I hope they use all the right ingredients when they mint the new coins. We have had quite enough uproar about the new five pound notes which use tallow in their production and are offensive to vegans and a number of religious groups. It has been decided, however, that these various groups of people are not numerous enough to persuade the government of the need to withdraw the notes and produce them without animal products. I have no objections to them personally, although they still don't look like real money!

Do other countries have similar problems when they produce new currency? Or is it a peculiarly British thing?

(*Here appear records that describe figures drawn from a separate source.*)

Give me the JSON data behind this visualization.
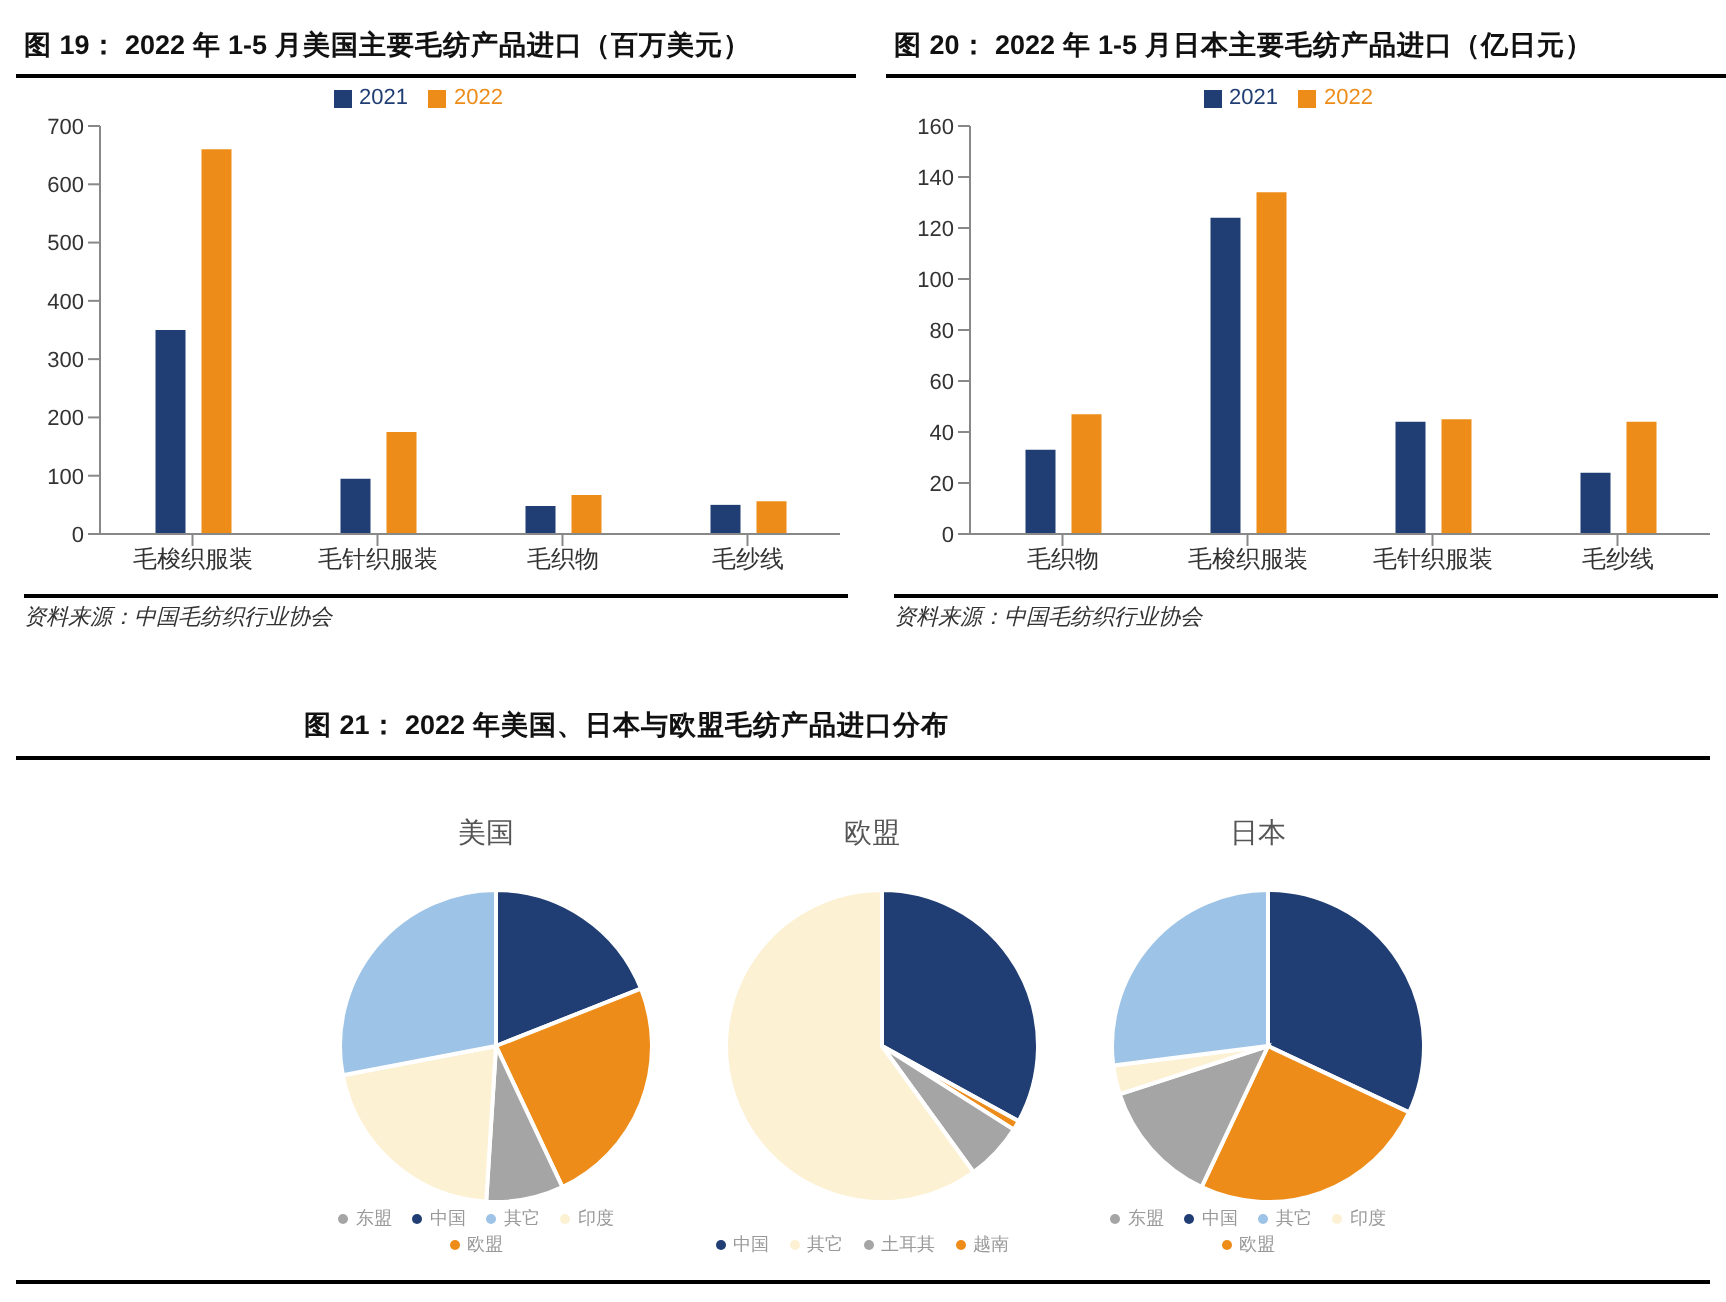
{
  "chart_data": [
    {
      "type": "bar",
      "title": "图 19：  2022 年 1-5 月美国主要毛纺产品进口（百万美元）",
      "categories": [
        "毛梭织服装",
        "毛针织服装",
        "毛织物",
        "毛纱线"
      ],
      "series": [
        {
          "name": "2021",
          "color": "#203e73",
          "values": [
            350,
            95,
            48,
            50
          ]
        },
        {
          "name": "2022",
          "color": "#ed8c19",
          "values": [
            660,
            175,
            67,
            56
          ]
        }
      ],
      "ylim": [
        0,
        700
      ],
      "yticks": [
        0,
        100,
        200,
        300,
        400,
        500,
        600,
        700
      ],
      "legend": "top",
      "annotations": [
        "资料来源：中国毛纺织行业协会"
      ]
    },
    {
      "type": "bar",
      "title": "图 20：  2022 年 1-5 月日本主要毛纺产品进口（亿日元）",
      "categories": [
        "毛织物",
        "毛梭织服装",
        "毛针织服装",
        "毛纱线"
      ],
      "series": [
        {
          "name": "2021",
          "color": "#203e73",
          "values": [
            33,
            124,
            44,
            24
          ]
        },
        {
          "name": "2022",
          "color": "#ed8c19",
          "values": [
            47,
            134,
            45,
            44
          ]
        }
      ],
      "ylim": [
        0,
        160
      ],
      "yticks": [
        0,
        20,
        40,
        60,
        80,
        100,
        120,
        140,
        160
      ],
      "legend": "top",
      "annotations": [
        "资料来源：中国毛纺织行业协会"
      ]
    },
    {
      "type": "pie",
      "title": "图 21：  2022 年美国、日本与欧盟毛纺产品进口分布",
      "subtitle": "美国",
      "categories": [
        "中国",
        "欧盟",
        "东盟",
        "印度",
        "其它"
      ],
      "values": [
        19,
        24,
        8,
        21,
        28
      ],
      "colors": [
        "#203e73",
        "#ed8c19",
        "#a5a5a5",
        "#fdf1d4",
        "#9dc3e6"
      ],
      "legend": "bottom"
    },
    {
      "type": "pie",
      "title": "欧盟",
      "categories": [
        "中国",
        "越南",
        "土耳其",
        "其它"
      ],
      "values": [
        33,
        1,
        6,
        60
      ],
      "colors": [
        "#203e73",
        "#ed8c19",
        "#a5a5a5",
        "#fdf1d4"
      ],
      "legend": "bottom"
    },
    {
      "type": "pie",
      "title": "日本",
      "categories": [
        "中国",
        "欧盟",
        "东盟",
        "印度",
        "其它"
      ],
      "values": [
        32,
        25,
        13,
        3,
        27
      ],
      "colors": [
        "#203e73",
        "#ed8c19",
        "#a5a5a5",
        "#fdf1d4",
        "#9dc3e6"
      ],
      "legend": "bottom"
    }
  ]
}
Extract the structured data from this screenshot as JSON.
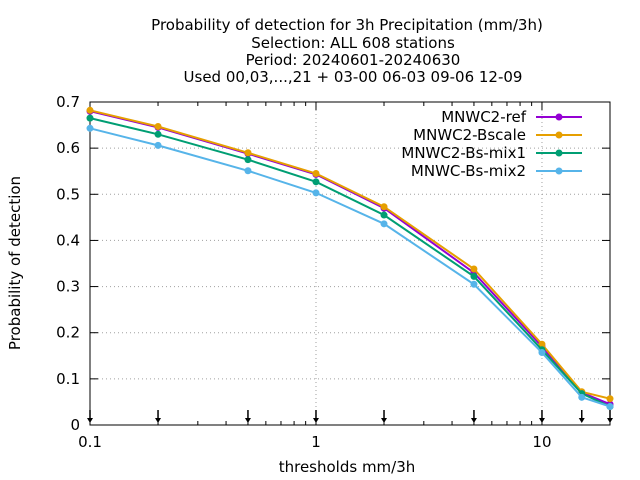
{
  "chart_data": {
    "type": "line",
    "title_lines": [
      "Probability of detection  for 3h Precipitation (mm/3h)",
      "Selection: ALL    608 stations",
      "Period: 20240601-20240630",
      "Used 00,03,...,21 + 03-00 06-03 09-06 12-09"
    ],
    "xlabel": "thresholds mm/3h",
    "ylabel": "Probability of detection",
    "x_scale": "log",
    "xlim": [
      0.1,
      20
    ],
    "ylim": [
      0,
      0.7
    ],
    "x_ticks": [
      0.1,
      1,
      10
    ],
    "x_tick_labels": [
      "0.1",
      "1",
      "10"
    ],
    "y_ticks": [
      0,
      0.1,
      0.2,
      0.3,
      0.4,
      0.5,
      0.6,
      0.7
    ],
    "y_tick_labels": [
      "0",
      "0.1",
      "0.2",
      "0.3",
      "0.4",
      "0.5",
      "0.6",
      "0.7"
    ],
    "grid": true,
    "legend_position": "top-right",
    "x": [
      0.1,
      0.2,
      0.5,
      1,
      2,
      5,
      10,
      15,
      20
    ],
    "threshold_arrows": [
      0.1,
      0.2,
      0.5,
      1,
      2,
      5,
      10,
      15,
      20
    ],
    "series": [
      {
        "name": "MNWC2-ref",
        "color": "#9400d3",
        "values": [
          0.68,
          0.645,
          0.588,
          0.543,
          0.47,
          0.33,
          0.17,
          0.07,
          0.045
        ]
      },
      {
        "name": "MNWC2-Bscale",
        "color": "#e69f00",
        "values": [
          0.682,
          0.647,
          0.59,
          0.545,
          0.473,
          0.338,
          0.175,
          0.072,
          0.057
        ]
      },
      {
        "name": "MNWC2-Bs-mix1",
        "color": "#009e73",
        "values": [
          0.665,
          0.63,
          0.575,
          0.527,
          0.455,
          0.322,
          0.163,
          0.068,
          0.04
        ]
      },
      {
        "name": "MNWC-Bs-mix2",
        "color": "#56b4e9",
        "values": [
          0.643,
          0.606,
          0.551,
          0.503,
          0.436,
          0.305,
          0.157,
          0.06,
          0.04
        ]
      }
    ]
  }
}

For all our cultural differences, fundamentally we remain vary similar in our various countries. All right, some are VERY different but similarities keep,popping up. My sister, who has lived far longer in the south of Spain than she ever did in the northwest of England and is probably more Andalusian than Lancastrian by now, commented recently about voting patterns in Spain.

Her comment regarded the difficulty she had in understanding how working class people in Spain could even consider voting for the right wing Partido Popular. And yet they do! A fair number of them anyway! This led to replies from myself and a number of her friends about the numbers of working people in the UK who puzzlingly vote for the Conservatives. I suspect the same sort of thing happens in other countries as well. And I don't mean just USA!

Then there are the fallen idols. When Franco died and Spain wrote itself a new constitution and everything changed, my sister and her Spanish husband were delighted to see Felipe Gonzalez become the country's leader. He was a bright, shining star, indicating a new and better future for the country. Now I find her despairing at the corruption that her former hero has fallen into. How many people here in the UK cheered when Tony Blair became PM? And look at him now! Cries of "How dare he?" arise when he puts forward his views on Brexit and the lies that were told during the referendum campaign.

We are all much the same under the skin!

Yesterday, or maybe the day before, my friend Colin wrote about names of films and posted a link to an article in the English version of El País about names of films in different languages. It's something that has always fascinated me. "Gone with the wind" became "Lo que el viento se llevó", literally "What the wind carried away": not a bad translation at all. Almodóvar's "Amantes pasajeros" had a crazy play on words to do with the lovers (amantes) being passengers (pasajeros), not to mention the fact that both words could be nouns AND adjectives, giving us "loving passengers" and/or "fleeting lovers". They gave up on getting that into English and just opted for "I'm so excited"; the song did feature quite importantly in the film. I never managed to understand why the Disney film "Up!" did not become "¡Arriba!" when it was released in Spain. For some kind of copyright reasons it remained "Up!"

Anyway, my friend Colin's link gave me this information about the title of the film everyone is apparently talking about, "La, la, land" (not "La-la-landia" but "La Ciudad de las Estrellas"):

"In the musical La La Land, Ryan Gosling and Emma Stone fall in love while dreaming of making it big in Los Angeles. The title is a play-on-words that even an advanced student of English might miss. To be in “La La Land” means to be detached from reality, a state in which the film’s protagonists often find themselves, especially during the musical numbers. At the same time, ‘La La’ is a reduplication of Los Angeles’ initials – L.A. – which is often how people refer to the city that is home to Hollywood. The title even works on a third front: ‘La’ is the typical sound that Anglophones give to music notes, which stresses the fact that this movie is a musical, while in Spain ‘La’ is not necessarily the sound of choice for singing music scales or forgotten lyrics."

It was the last point that struck me. I am sure the newspaper people are correct about "la" and it's musical use. They are Spanish, after all. At least, I presume that is so. But I remember 1968 when Spain won the Eurovision Song Contest with a song called "La, la, la". It had a lot of quite patriotic stuff where the young Massiel sang about how she was singing for her country, which had been good enough to let her be born there and lots of optimistic stuff about how she was singing to LIFE and how wonderful it was. But they clearly ran put of ideas for the chorus because it just went on and on with a whole lot of "La, la, la, LA, la, la, la, la, la, LA" and so on.

Not so much forgotten lyrics as non-existent lyrics!

So we are more similar than we might at first appear.

1 comment:

  1. The film "Up!" couldn't be called "¡Arriba!" in Spain for historical reasons. Franco and his cronies were wont to shout, "¡Arriba España!" It would have given the film the wrong publicity.